El conflicto en Medio Oriente pone a prueba la resiliencia del sector en un contexto donde las perspectivas de crecimiento ya eran moderadas
Conflicto en Oriente Medio presiona la carga aérea global. –El encarecimiento del combustible, la contracción de la capacidad y la creciente incertidumbre contractual están redefiniendo los flujos logísticos y las tarifas en rutas estratégicas, con impacto directo en la planificación del comercio internacional.
La industria global de carga aérea atraviesa un escenario de creciente presión operativa marcado por la volatilidad geopolítica y el alza de los costos energéticos. Según un análisis de la consultora Xeneta, el conflicto en Oriente Medio está poniendo a prueba la resiliencia del sector en un contexto en el que las perspectivas de crecimiento para 2026 ya eran moderadas.

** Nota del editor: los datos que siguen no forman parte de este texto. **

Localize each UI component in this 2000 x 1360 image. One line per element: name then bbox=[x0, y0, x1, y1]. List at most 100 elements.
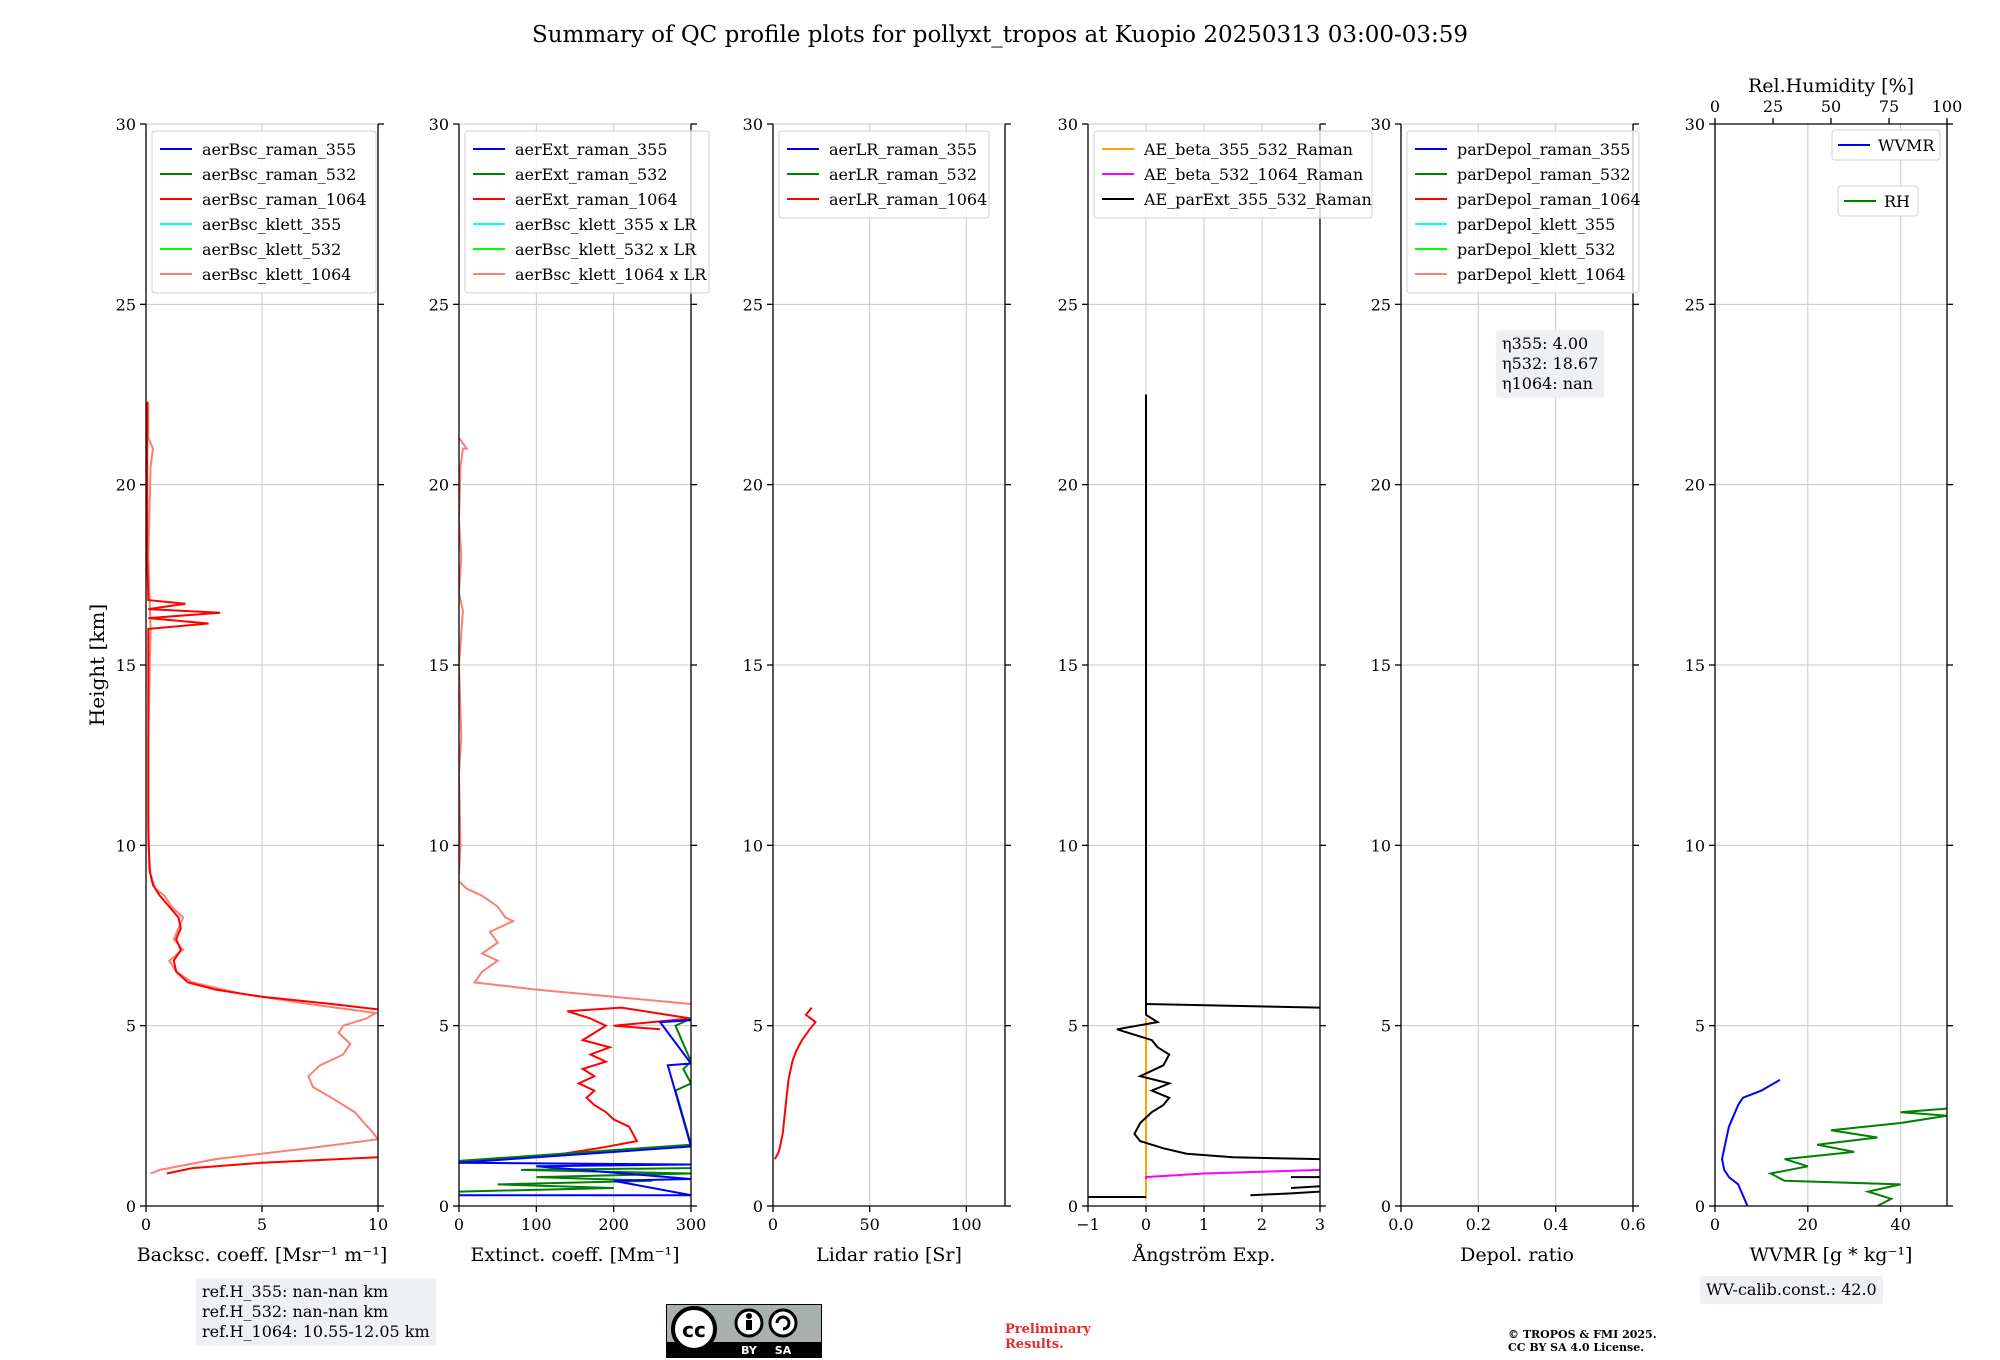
x-tick-label: 100 bbox=[951, 1215, 982, 1234]
series-aerExt-raman-532 bbox=[459, 1017, 691, 1162]
y-tick-label: 30 bbox=[1371, 115, 1391, 134]
legend-label: aerLR_raman_1064 bbox=[829, 190, 987, 209]
y-tick-label: 15 bbox=[429, 656, 449, 675]
y-tick-label: 25 bbox=[116, 295, 136, 314]
y-tick-label: 20 bbox=[1058, 476, 1078, 495]
y-tick-label: 10 bbox=[1685, 836, 1705, 855]
copyright-line2: CC BY SA 4.0 License. bbox=[1508, 1341, 1645, 1354]
y-tick-label: 5 bbox=[439, 1017, 449, 1036]
y-tick-label: 10 bbox=[116, 836, 136, 855]
y-tick-label: 15 bbox=[116, 656, 136, 675]
x-tick-label: 40 bbox=[1890, 1215, 1910, 1234]
y-tick-label: 15 bbox=[743, 656, 763, 675]
legend-label: aerBsc_klett_355 bbox=[202, 215, 341, 234]
legend-label: aerBsc_klett_1064 bbox=[202, 265, 351, 284]
y-tick-label: 0 bbox=[126, 1197, 136, 1216]
legend-label: aerExt_raman_355 bbox=[515, 140, 668, 159]
y-tick-label: 30 bbox=[429, 115, 449, 134]
reference-height-box: ref.H_355: nan-nan km ref.H_532: nan-nan… bbox=[196, 1278, 436, 1346]
x-tick-label: 100 bbox=[521, 1215, 552, 1234]
x-tick-label: 0 bbox=[454, 1215, 464, 1234]
legend-label: aerExt_raman_1064 bbox=[515, 190, 678, 209]
x-tick-label: 3 bbox=[1315, 1215, 1325, 1234]
x-tick-label: 0.2 bbox=[1466, 1215, 1491, 1234]
x-tick-label: 0 bbox=[141, 1215, 151, 1234]
series-WVMR bbox=[1720, 1078, 1781, 1206]
legend-label: parDepol_raman_1064 bbox=[1457, 190, 1641, 209]
panel-lidar-ratio: 0 5 10 15 20 25 30 0 50 100 Lidar ratio [Sr] aerLR_… bbox=[743, 115, 1011, 1266]
y-tick-label: 25 bbox=[429, 295, 449, 314]
legend-box bbox=[778, 130, 990, 219]
x-axis-label: Backsc. coeff. [Msr⁻¹ m⁻¹] bbox=[137, 1244, 388, 1266]
legend-box bbox=[151, 130, 377, 294]
preliminary-note: Preliminary Results. bbox=[1005, 1322, 1091, 1352]
x-tick-label: 0.4 bbox=[1543, 1215, 1568, 1234]
svg-text:cc: cc bbox=[682, 1318, 706, 1342]
y-tick-label: 15 bbox=[1685, 656, 1705, 675]
y-tick-label: 10 bbox=[1371, 836, 1391, 855]
y-tick-label: 10 bbox=[1058, 836, 1078, 855]
legend-label: AE_beta_355_532_Raman bbox=[1143, 140, 1353, 159]
y-tick-label: 30 bbox=[1685, 115, 1705, 134]
y-tick-label: 10 bbox=[743, 836, 763, 855]
series-RH bbox=[1767, 1107, 1947, 1206]
x-tick-label: 200 bbox=[598, 1215, 629, 1234]
prelim-line1: Preliminary bbox=[1005, 1322, 1091, 1337]
x-tick-label: 50 bbox=[859, 1215, 879, 1234]
legend-box bbox=[1406, 130, 1640, 294]
series-aerBsc-klett-1064 bbox=[147, 401, 378, 1175]
x-tick-label: 0 bbox=[1141, 1215, 1151, 1234]
y-axis-label: Height [km] bbox=[85, 604, 109, 726]
figure-title: Summary of QC profile plots for pollyxt_… bbox=[531, 22, 1469, 48]
y-tick-label: 5 bbox=[1695, 1017, 1705, 1036]
legend-label: aerLR_raman_532 bbox=[829, 165, 977, 184]
y-tick-label: 30 bbox=[1058, 115, 1078, 134]
y-tick-label: 0 bbox=[753, 1197, 763, 1216]
panel-backscatter: 0 5 10 15 20 25 30 0 5 10 Backsc. coeff. [Msr⁻¹ m⁻… bbox=[116, 115, 389, 1266]
legend-label: aerBsc_klett_1064 x LR bbox=[515, 265, 707, 284]
legend-label: aerBsc_raman_355 bbox=[202, 140, 356, 159]
y-tick-label: 5 bbox=[1381, 1017, 1391, 1036]
ref-h-1064: ref.H_1064: 10.55-12.05 km bbox=[202, 1322, 430, 1341]
x-tick-label: 300 bbox=[676, 1215, 707, 1234]
y-tick-label: 5 bbox=[753, 1017, 763, 1036]
y-tick-label: 20 bbox=[1371, 476, 1391, 495]
x-tick-label: 1 bbox=[1199, 1215, 1209, 1234]
y-tick-label: 20 bbox=[1685, 476, 1705, 495]
x-tick-label: 5 bbox=[257, 1215, 267, 1234]
y-tick-label: 20 bbox=[116, 476, 136, 495]
x-axis-label: WVMR [g * kg⁻¹] bbox=[1750, 1244, 1913, 1266]
legend-box bbox=[464, 130, 710, 294]
y-tick-label: 25 bbox=[1685, 295, 1705, 314]
legend-label: AE_beta_532_1064_Raman bbox=[1143, 165, 1363, 184]
top-tick-label: 50 bbox=[1821, 97, 1841, 116]
legend-label: parDepol_klett_1064 bbox=[1457, 265, 1626, 284]
legend-label: aerBsc_raman_1064 bbox=[202, 190, 367, 209]
x-tick-label: 2 bbox=[1257, 1215, 1267, 1234]
eta-1064: η1064: nan bbox=[1502, 374, 1593, 393]
y-tick-label: 30 bbox=[116, 115, 136, 134]
legend-label: aerBsc_klett_532 bbox=[202, 240, 341, 259]
legend-box bbox=[1837, 185, 1919, 217]
x-tick-label: 0 bbox=[1710, 1215, 1720, 1234]
x-axis-label: Depol. ratio bbox=[1460, 1244, 1574, 1266]
series-aerBsc-klett-1064-x-LR-upper bbox=[459, 437, 469, 875]
series-aerBsc-klett-1064-x-LR bbox=[459, 880, 691, 1005]
series-aerBsc-raman-1064 bbox=[166, 1156, 378, 1175]
legend-label: aerBsc_klett_355 x LR bbox=[515, 215, 697, 234]
x-tick-label: −1 bbox=[1076, 1215, 1100, 1234]
y-tick-label: 25 bbox=[1371, 295, 1391, 314]
y-tick-label: 15 bbox=[1058, 656, 1078, 675]
legend-box bbox=[1093, 130, 1373, 219]
y-tick-label: 15 bbox=[1371, 656, 1391, 675]
legend-label: aerLR_raman_355 bbox=[829, 140, 977, 159]
legend-label: aerBsc_raman_532 bbox=[202, 165, 356, 184]
legend-label: WVMR bbox=[1878, 136, 1935, 155]
x-axis-label: Lidar ratio [Sr] bbox=[816, 1244, 962, 1266]
top-tick-label: 25 bbox=[1763, 97, 1783, 116]
eta-box: η355: 4.00 η532: 18.67 η1064: nan bbox=[1496, 330, 1605, 398]
y-tick-label: 20 bbox=[429, 476, 449, 495]
y-tick-label: 0 bbox=[1381, 1197, 1391, 1216]
legend-label: RH bbox=[1884, 192, 1910, 211]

A diferencia de crisis previas —como la pandemia o las disrupciones en el Mar Rojo— el impacto actual del conflicto en Medio Oriente afecta con mayor intensidad al transporte aéreo que al marítimo. Históricamente utilizado como alternativa frente a interrupciones logísticas, el modo aéreo enfrenta hoy restricciones de capacidad, desvíos operativos y un fuerte incremento en sus costos.
Pese a este escenario, los volúmenes globales han mostrado cierta resiliencia, ubicándose incluso por encima de los niveles de la temporada alta de 2025. Sin embargo, en marzo la demanda registró una caída interanual del 3%, mientras que la capacidad disponible se redujo un 6%, reflejando un mercado tensionado por limitaciones de oferta.
Uno de los principales factores de presión es el aumento del precio del combustible de aviación, que prácticamente se ha duplicado, trasladándose de forma directa a las tarifas. En ese contexto, los precios spot globales alcanzaron en marzo los US$ 2,86 por kilo, su nivel más alto desde diciembre de 2024, con incrementos de hasta 100% en rutas críticas entre el sur y sudeste asiático y Oriente Medio.
La disrupción en hubs clave como Dubái y Doha obligó a las aerolíneas a redistribuir capacidad hacia aeropuertos alternativos, como Mascate y Yeda, generando una reconfiguración de los flujos logísticos globales. Este proceso ha derivado en mayores niveles de congestión en corredores estratégicos, particularmente en las rutas Asia–Europa y Asia–América, donde la región afectada concentra cerca de la mitad de la capacidad.
En paralelo, el mercado contractual evidencia cambios significativos. Durante el primer trimestre de 2026, los actores del sector priorizaron acuerdos de corto plazo, reduciendo la duración de los contratos ante la volatilidad. En marzo, el 52% de los volúmenes globales se negoció en el mercado spot, acercándose a niveles observados durante la pandemia.
Las variaciones tarifarias, sin embargo, han sido dispares. Mientras las rutas entre Asia y América del Norte registraron subas de dos dígitos, los corredores Europa–América del Norte mostraron caídas de hasta el 10%, impulsadas por la recuperación de capacidad en vuelos de pasajeros. En tanto, las rutas entre Europa y Latinoamérica evidenciaron incrementos cercanos al 12%, reflejando restricciones de oferta en ese eje.
De cara a los próximos meses, la evolución del sector dependerá en gran medida de la duración del conflicto en Medio Oriente y de sus efectos sobre la economía global. Si bien la industria ha demostrado capacidad de adaptación, la persistencia de altos costos energéticos y la incertidumbre en la demanda podrían profundizar los ajustes en tarifas, capacidad y estrategias logísticas a escala global.